Praticamente todo o ocidente está dizendo: Je suis
Charlie e pra falar a verdade, dá vontade de dizer também. Afinal, quem não
se comoveu com o acontecimento terrível? Porém, há o que pensar.
É tido como certo que a violência decorreu das charges publicadas
pelo semanário. Foi uma vingança. Não apenas das últimas, que me pareceram mais
ofensivas aos cristãos, mas de tantas outras que marcaram a história do jornal.
A charge deforma o assunto exagerando alguma característica
peculiar, ridicularizando uma situação, ou argumentando ad absurdum.
A charge vale-se do burlesco, da sátira, da paródia e do duplo sentido para
apresentar pessoas ou acontecimentos no limite entre o risível e o infame. Não
é incomum encontrar quem, retratado numa charge, sinta-se difamado. Aliás, foi
isso o que aconteceu com as primeiras charges, feitas no século XIX:
Governantes poderosos sentiram-se difamados e os chargistas amargaram a prisão.

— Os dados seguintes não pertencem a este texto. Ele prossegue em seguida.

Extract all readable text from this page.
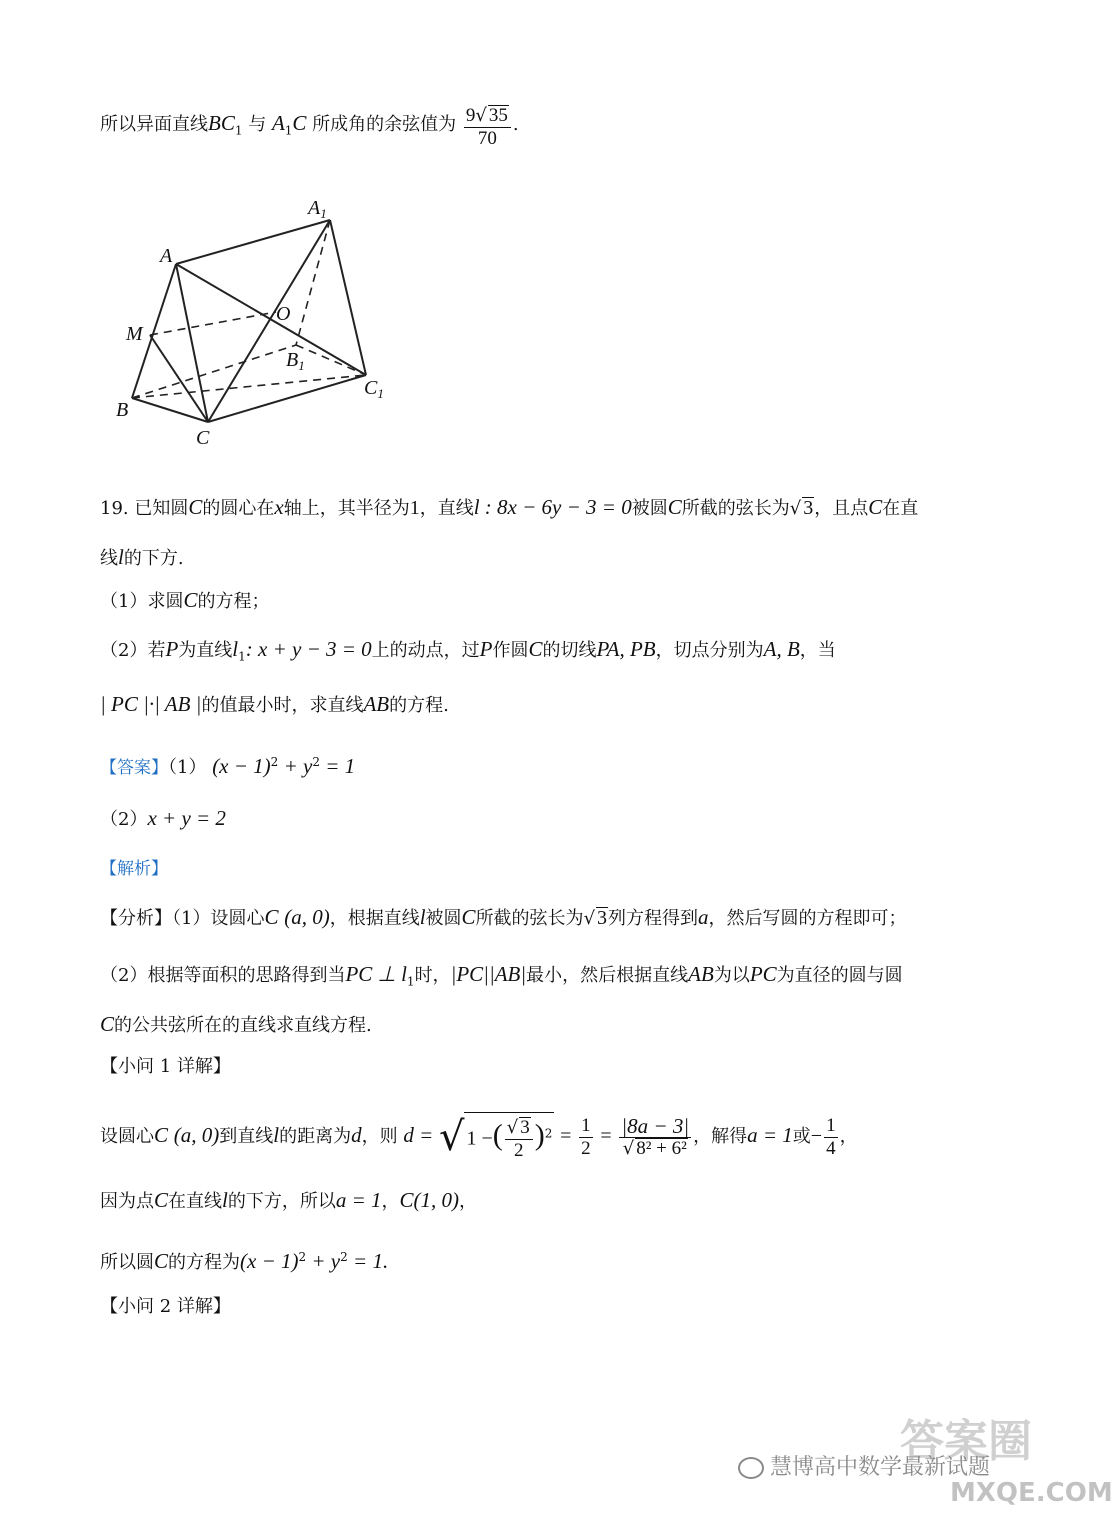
所以异面直线$BC_1$ 与 $A_1C$ 所成角的余弦值为 $\frac{9√ 35}{70}$ .
$A_1$
A
O
M
$B_1$
$C_1$
B
C
19. 已知圆C的圆心在x轴上，其半径为1，直线l : 8x − 6y − 3 = 0被圆C所截的弦长为√ 3，且点C在直
线l的下方.
（1）求圆C的方程；
（2）若P为直线$l_1$: x + y − 3 = 0上的动点，过P作圆C的切线PA, PB，切点分别为A, B，当
| PC |·| AB |的值最小时，求直线AB的方程.
【答案】（1） $(x - 1)^2 + y^2 = 1$
（2）x + y = 2
【解析】
【分析】（1）设圆心C (a, 0)，根据直线l被圆C所截的弦长为√ 3列方程得到a，然后写圆的方程即可；
（2）根据等面积的思路得到当PC ⊥ $l_1$时，|PC||AB|最小，然后根据直线AB为以PC为直径的圆与圆
C的公共弦所在的直线求直线方程.
【小问 1 详解】
设圆心C (a, 0)到直线l的距离为d，则 d = √ 1 −( $\frac{√ 3}{2} )^2 = \frac{1}{2} = \frac{|8a - 3|}{\text{√ 8² + 6²}}$ ，解得a = 1或− $\frac{1}{4}$ ，
因为点C在直线l的下方，所以a = 1，C(1, 0)，
所以圆C的方程为$(x - 1)^2 + y^2 = 1$.
【小问 2 详解】
答案圈
MXQE.COM
慧博高中数学最新试题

É muito difícil estabelecer a "honestidade" de uma
charge. A que apresenta objetivamente uma situação ridícula poderia ser
considerada "honesta". Entretanto, a que transpira os conceitos
subjetivos do autor pode ser perfeitamente uma provocação ou mesmo uma
difamação.
As muitas inaugurações da mesma obra feita por um político
pode ser um ótimo tema para uma charge, mas mostrar o profeta dos muçulmanos
engajado em um beijo homossexual dificilmente servirá para alguma coisa além de
produzir ódio.
Salomão nos ensinou que "Pois assim como bater
o leite produz manteiga, e assim como torcer o nariz produz sangue, também
suscitar a raiva produz contenda" (Provérbios 30.33), ora é exatamente
isso que os chargistas mortos faziam.
Em hipótese alguma quero justificar a morte deles. Os
atiradores estão totalmente errados. Porém, o que poderia se esperar de um povo
educado desde cedo a desejar morrer em guerra? O que aconteceu em 2005 na
Dinamarca, onde cerca de 50 pessoas morreram, após as charges publicadas
no Jyllands Posten, não serviu de advertência?

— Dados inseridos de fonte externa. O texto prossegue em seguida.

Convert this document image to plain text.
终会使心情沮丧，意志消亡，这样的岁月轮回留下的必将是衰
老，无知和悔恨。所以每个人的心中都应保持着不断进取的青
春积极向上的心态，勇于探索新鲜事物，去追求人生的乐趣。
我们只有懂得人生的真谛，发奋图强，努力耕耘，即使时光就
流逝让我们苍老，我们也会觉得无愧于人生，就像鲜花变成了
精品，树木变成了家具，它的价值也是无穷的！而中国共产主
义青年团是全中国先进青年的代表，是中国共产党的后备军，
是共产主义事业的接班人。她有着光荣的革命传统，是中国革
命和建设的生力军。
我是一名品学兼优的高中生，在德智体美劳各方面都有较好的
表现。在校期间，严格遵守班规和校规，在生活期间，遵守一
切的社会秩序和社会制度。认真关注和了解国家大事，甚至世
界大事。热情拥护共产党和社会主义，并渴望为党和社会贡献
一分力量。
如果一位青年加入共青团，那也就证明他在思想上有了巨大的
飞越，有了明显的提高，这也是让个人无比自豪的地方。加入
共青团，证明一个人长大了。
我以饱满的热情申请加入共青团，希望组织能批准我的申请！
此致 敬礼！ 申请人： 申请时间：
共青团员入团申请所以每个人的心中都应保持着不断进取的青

Ora, a decantada liberdade de expressão, tão cara as
sociedades democráticas, e mais especialmente aos irresponsáveis, nunca será
superior ao senso comum, acumulado em milênios de civilização que também nos ensina:
"quem fala o que quer, ouve o que não quer". Muito menos supera às
palavras de quem criou a humanidade: "Digo-vos que de toda palavra
frívola que proferirem os homens, dela darão conta no Dia do Juízo; porque,
pelas tuas palavras, serás justificado e, pelas tuas palavras, serás
condenado" (Mateus 12.37-37).
Vivemos dias em que o errado é apenas o que contraria a lei
ou costumes bem estabelecidos. Mas, paradoxalmente hoje é quase uma obrigação
agredir os costumes. Ser rebelde tornou-se desejável e necessário a formação do
jovem, e sinal de criatividade no adulto. Portanto, hoje, o deboche, o escárnio
e a difamação, mesmo contrariando leis e costumes bem estabelecidos, procuram
abrigo sob o manto da criatividade, do humor e especialmente da "liberdade
de expressão".
Para o cristianismo, antes das leis e antes dos costumes vem
o pecado. Determinada ação, ou comportamento, mesmo não sendo ilegal, nem agredindo
qualquer costume bem ou mal estabelecido, pode ser pecado. Para o cristianismo
o pecado manifesta-se também nas palavras: faltar com a verdade, promover o
engano, difamar a Deus e o nosso próximo são pecados claramente estabelecidos
nas Sagradas Escrituras. E qualquer tipo de promoção da mentira está filiada
diretamente ao inimigo de nossas almas: "Ele [o diabo] foi
homicida desde o princípio e jamais se firmou na verdade, porque nele não há
verdade. Quando ele profere mentira, fala do que lhe é próprio, porque é
mentiroso e pai da mentira" (João 8.44).
Portanto, eu não posso dizer "Je suis Charlie".
Lamento, deploro e abomino o que aconteceu aos chargistas e a seus
companheiros, mas não posso concordar com o que eles faziam. Igualmente
reprováveis são os assassinos e espero que, os que ainda estiverem vivos, sejam
colocados sob os magistrados e paguem por seus atos.